1. Le vendredi 8 février 2008 à , par sk†ns

« La pensée du suicide est une consolation puissante, elle aide à passer plus d’une mauvaise nuit. » (Nietzsche, «Par delà bien et mal», IV, §157)

Laurens dit des âneries, Adler aussi, Kepel s'est trompé, Huntington dit faux, Védrine a toujours raison, Fukuyama n'a pas fini d'en finir, Sloterdijk met tout le monde d'accord… Laisse tomber tout ça, achète un abris à Zoug et plonge toi dans les moralistes (Cioran, au hasard, qui se shootait à Bach).

Sinon, j'ai découvert Bellerofonte Castaldi, un genre de proto-Francis Lalanne : sublime.

2. Le vendredi 8 février 2008 à , par DavidLeMarrec :: site

Oh non, pas les moralistes, ils sont moins drôles. Surtout s'ils écoutent du Bach - pas assez décadent, tout ça. Mais Bellerofonte est un joli prénom qui nous rappelle opportunément à l'un de nos sujets habituels, à savoir la seule tragédie lyrique de Lully non encore ressuscitée - on pourrait aussi se lancer sur Scarlatti ou Mysliveček.

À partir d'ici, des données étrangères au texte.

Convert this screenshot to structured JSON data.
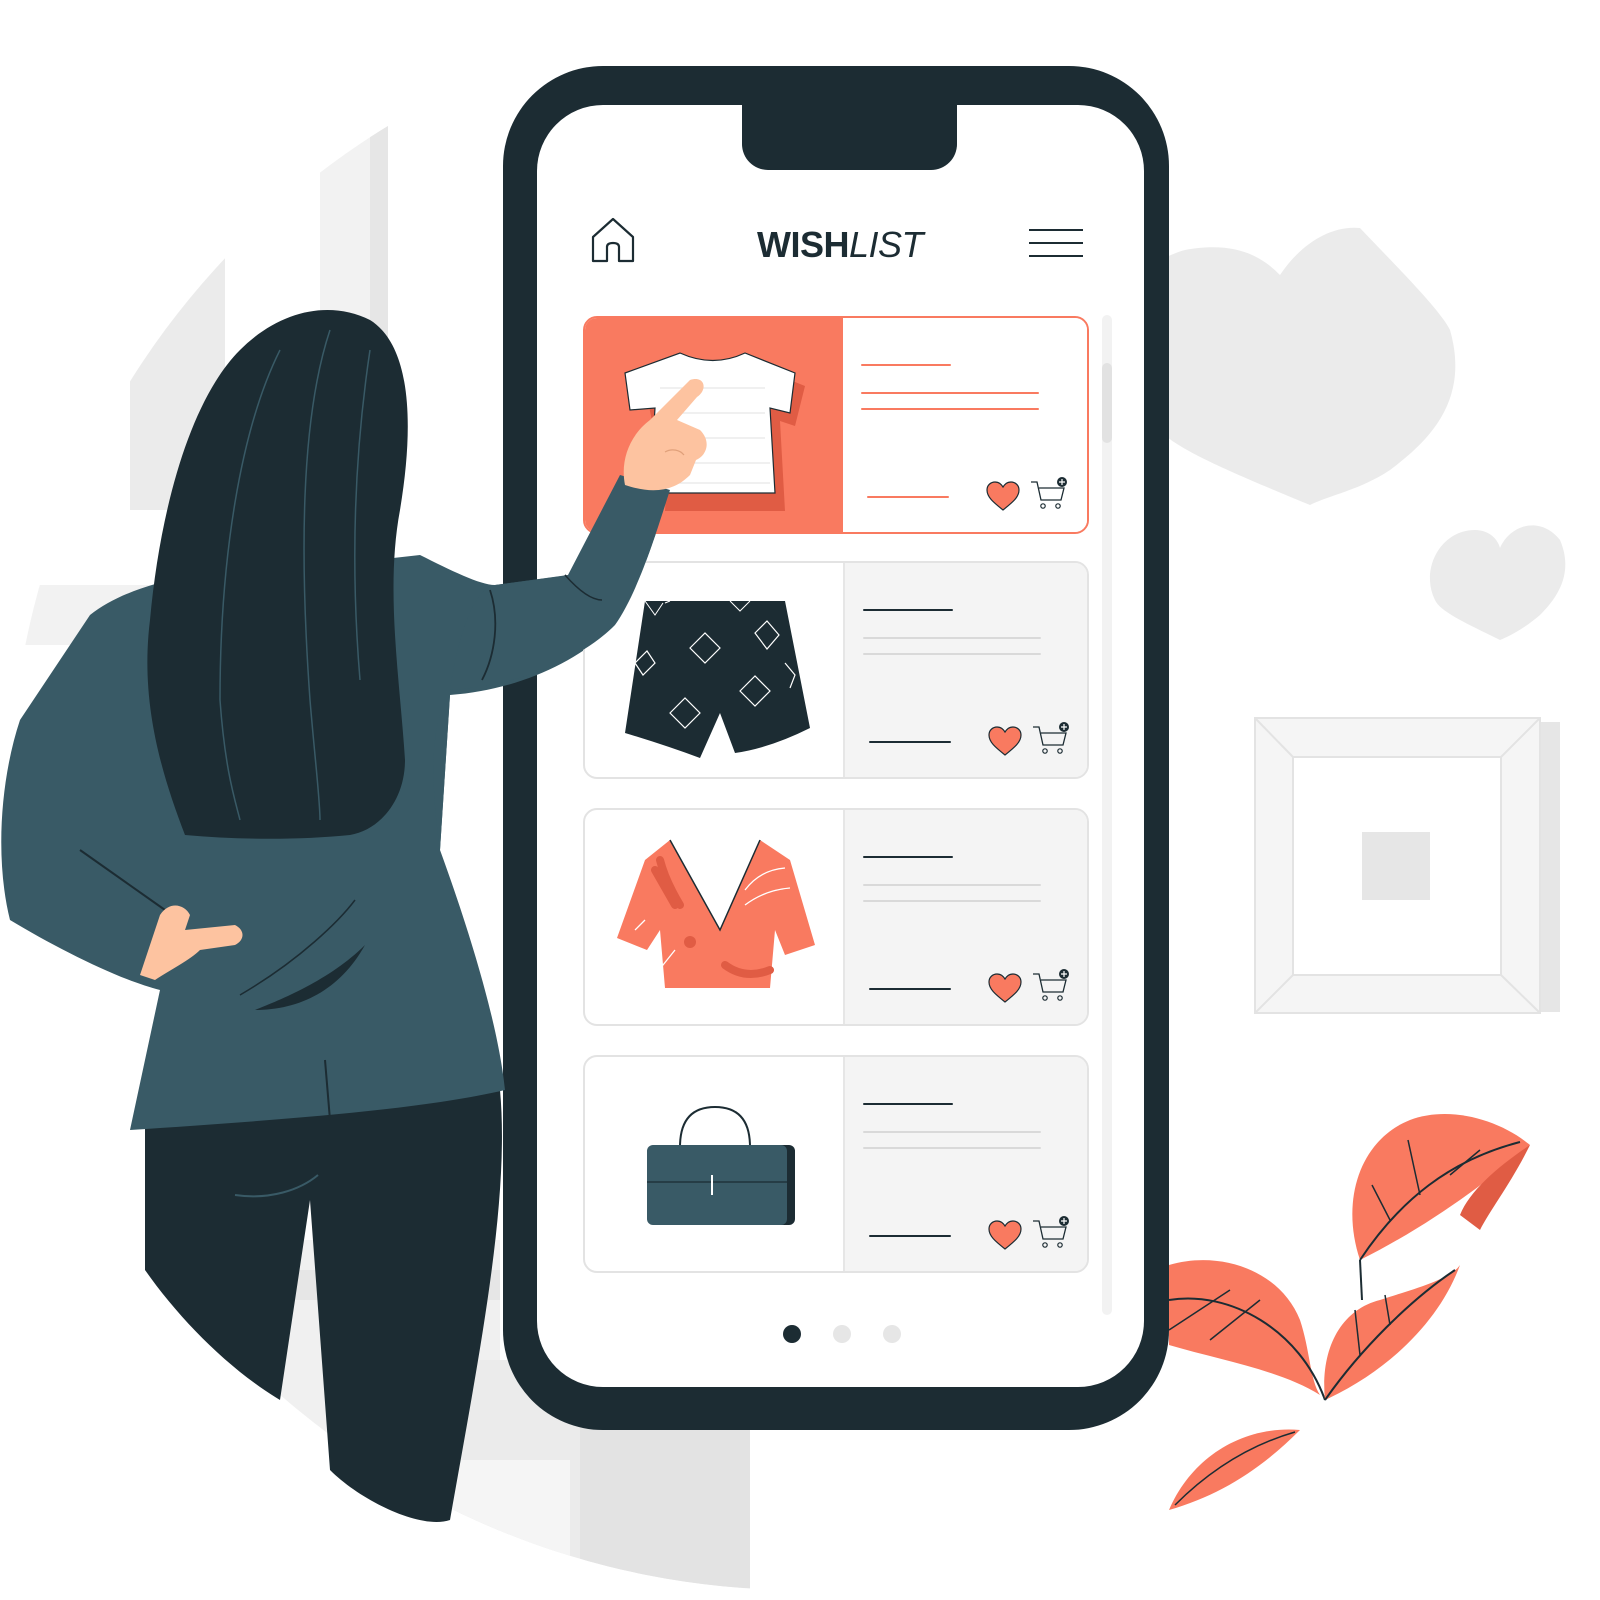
{
  "header": {
    "title_bold": "WISH",
    "title_light": "LIST",
    "home_icon": "home-icon",
    "menu_icon": "hamburger-menu-icon"
  },
  "wishlist": {
    "items": [
      {
        "product": "t-shirt",
        "icon": "tshirt-icon",
        "selected": true
      },
      {
        "product": "shorts",
        "icon": "shorts-icon",
        "selected": false
      },
      {
        "product": "blouse",
        "icon": "blouse-icon",
        "selected": false
      },
      {
        "product": "handbag",
        "icon": "handbag-icon",
        "selected": false
      }
    ],
    "item_actions": [
      "heart-icon",
      "add-to-cart-icon"
    ]
  },
  "pagination": {
    "pages": 3,
    "current": 1
  },
  "colors": {
    "accent": "#f97a60",
    "dark": "#1c2c33",
    "jacket": "#395a66",
    "skin": "#fdc3a0",
    "light_gray": "#e6e6e6"
  }
}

3. Le vendredi 8 février 2008 à , par sk†ns

« Être, c'est être coincé. » (Cioran, «Écartèlement»).

4. Le vendredi 8 février 2008 à , par sk†ns

En parlant de Laurens, je vois ça à l'instant, c'est Guillemette qui chante sur le Castaldi (disques α) (et Rose Laurens, tu la mettrais quoi, baryton ?) (allez, j'arrête et je vais me coucher).

5. Le samedi 9 février 2008 à , par DavidLeMarrec :: site

Ah oui, effectivement, la parution Alpha faisait partie des disques que je voulais me procurer. D'un très beau dépouillement (et quels chatoiements !), un écrin idéal pour Dame Guillemette. J'en dirai donc peut-être plus bientôt.


« Être, c'est être coincé. » (Cioran, «Écartèlement»).

C'est bien le problème, à force de nous tirer dans tous les sens, voilà ce que laissent de nous les moralistes.

Alors, ô ma beauté ! dites à la vermine
Qui vous mangera de baisers,
Que j'ai gardé la forme et l'essence divine
De mes amours décomposés !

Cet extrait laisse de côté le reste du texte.